Tommaso Campanella, Politici e cortigiani, p. 161
assai i politici e Macchiavellisti, e io sono afflitto da essi perché mostro Aristotile
essere sofista e introdotto per testimonio contra suoi, non per mastro
nelle scole cristiane, come più S. Tomaso dice, e tutti li padri lo reprobano per
ignorante e maligno, et etiam S. Tomaso nell’opuscolo XX e nel IX, non che
negli altri libri, come in suo loco mostrai.

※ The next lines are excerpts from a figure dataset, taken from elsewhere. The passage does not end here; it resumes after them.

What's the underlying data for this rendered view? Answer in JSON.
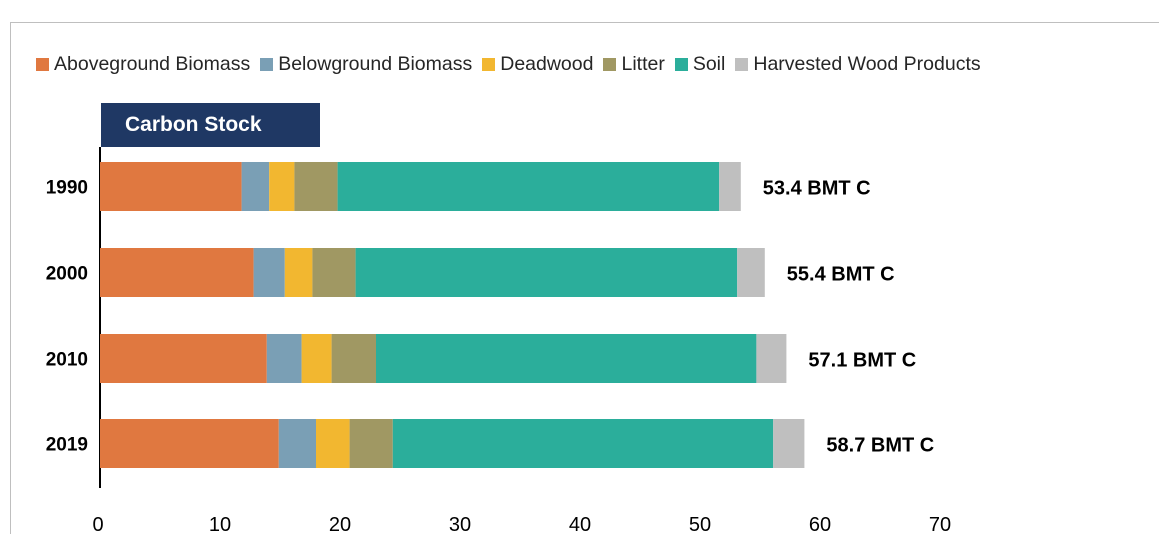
{
  "chart_data": {
    "type": "bar",
    "orientation": "horizontal",
    "stacked": true,
    "title": "Carbon Stock",
    "categories": [
      "1990",
      "2000",
      "2010",
      "2019"
    ],
    "series": [
      {
        "name": "Aboveground Biomass",
        "color": "#e07840",
        "values": [
          11.8,
          12.8,
          13.9,
          14.9
        ]
      },
      {
        "name": "Belowground Biomass",
        "color": "#7a9fb5",
        "values": [
          2.3,
          2.6,
          2.9,
          3.1
        ]
      },
      {
        "name": "Deadwood",
        "color": "#f2b730",
        "values": [
          2.1,
          2.3,
          2.5,
          2.8
        ]
      },
      {
        "name": "Litter",
        "color": "#a09863",
        "values": [
          3.6,
          3.6,
          3.7,
          3.6
        ]
      },
      {
        "name": "Soil",
        "color": "#2bae9b",
        "values": [
          31.8,
          31.8,
          31.7,
          31.7
        ]
      },
      {
        "name": "Harvested Wood Products",
        "color": "#bfbfbf",
        "values": [
          1.8,
          2.3,
          2.5,
          2.6
        ]
      }
    ],
    "total_labels": [
      "53.4 BMT C",
      "55.4 BMT C",
      "57.1 BMT C",
      "58.7 BMT C"
    ],
    "xlim": [
      0,
      70
    ],
    "xticks": [
      0,
      10,
      20,
      30,
      40,
      50,
      60,
      70
    ],
    "grid": false,
    "legend": "top"
  }
}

Di più, questi scolari peripatetici, se ben credessero che Aristotile erra scrivendo
contra la religione, perché il Concilio Lateranense sotto Leon X comanda
che si sciolgano da lettori i suoi argomenti fatti contra la fede, il che
molti fan burlescamente, e altri dicono: «Sic sentimus in philosophia, et sic in
theologia», come se il vero al vero potesse contrariare, quando poi son fatti
cortegiani e consiglieri de prencipi, e sentono disputare cose di stato, e che i
prencipi trascurano la conscienza per mantener lo stato in giurisdizione contra
la chiesa, essi si ricordano d’Aristotile, e par che abbia ragione, e consultano
a gusto del prencipe, prima dubitando che non ci sia providenza divina, né
immortalità d’anima, né giudizio finale, e poi affatto negando, perché non si
vedono punire da Dio per questa credenza, né sentono utilità dal prencipe.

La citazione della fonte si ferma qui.